Here is the precious word from Zechariah which he piles on top of the wonderful things he has been writing.  God has promised these blessings, so come before Him and ask Him for them.  The promise is and invitation to sincere, heartfelt, believing, expectant, confession and prayer.  Ask Him for rain in the springtime the prophet writes.  This is not the only time in the Word of God we see this link between our need, God’s promise, and the call to prayer.  In Nehemiah 1:4 we read about a Godly Servant in King Artaxerxes’ court who receives distressing news from friends in Jerusalem and who immediately cries out to God in prayer.  We should note that Nehemiah had the promises of God through Jeremiah and Daniel to lead him to understand that God was restoring His people.  Still he goes before God in prayer.

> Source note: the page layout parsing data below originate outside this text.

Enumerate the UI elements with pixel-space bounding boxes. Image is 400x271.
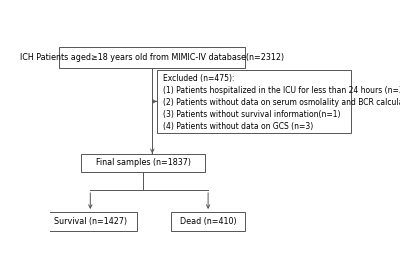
Text: ICH Patients aged≥18 years old from MIMIC-IV database(n=2312): ICH Patients aged≥18 years old from MIMI… [20, 53, 284, 62]
Bar [81, 154, 205, 172]
Bar [59, 47, 245, 68]
Bar [157, 70, 351, 133]
Text: Dead (n=410): Dead (n=410) [180, 217, 236, 226]
Text: Survival (n=1427): Survival (n=1427) [54, 217, 127, 226]
Text: Final samples (n=1837): Final samples (n=1837) [96, 159, 190, 167]
Bar [44, 212, 137, 231]
Text: Excluded (n=475):
(1) Patients hospitalized in the ICU for less than 24 hours (n: Excluded (n=475): (1) Patients hospitali… [162, 74, 400, 131]
Bar [171, 212, 245, 231]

“O Lord, God of heaven, the great and awesome God, who keeps his covenant of love with those who love Him and keep His commands, let your ear be attentive and your eyes open to hear the prayer your servant is praying before you day and night for your servants, the people of Israel.  I confess the sins we Israelites, including myself and my father’s house have committed against you.  We have acted very wickedly toward you.  We have not obeyed the commands, decrees and laws you gave your servant Moses.” (Nehemiah 1:4-7) 

                Nehemiah goes on to continue praying scripturally seeking the Lord’s providence in very specific ways in his life and in the life of His people.  He prays courageously, specifically, and expectantly, confessing his sins as well has the sin of the people of Israel.  In Daniel 9:1ff we see that Godly man doing exactly the same thing in response to God’s prophetic promises to him.

I believe that this is God’s calling on His church today.  We have been given wonderful promises regarding God’s faithful working in our midst as He brings about the wonderful redemption which we have in Christ.  We know that these promises are secure because they are rooted in His faithfulness.  So often we take them for granted.  God will do what He will do, we reason.  What God is doing is calling us to prayer.  We are to sincerely, confessionally, expectantly ask Him for the very things He has promised us, following the pattern which he has revealed to us in His Word.  God is calling His Church to prayer.  Praise God!!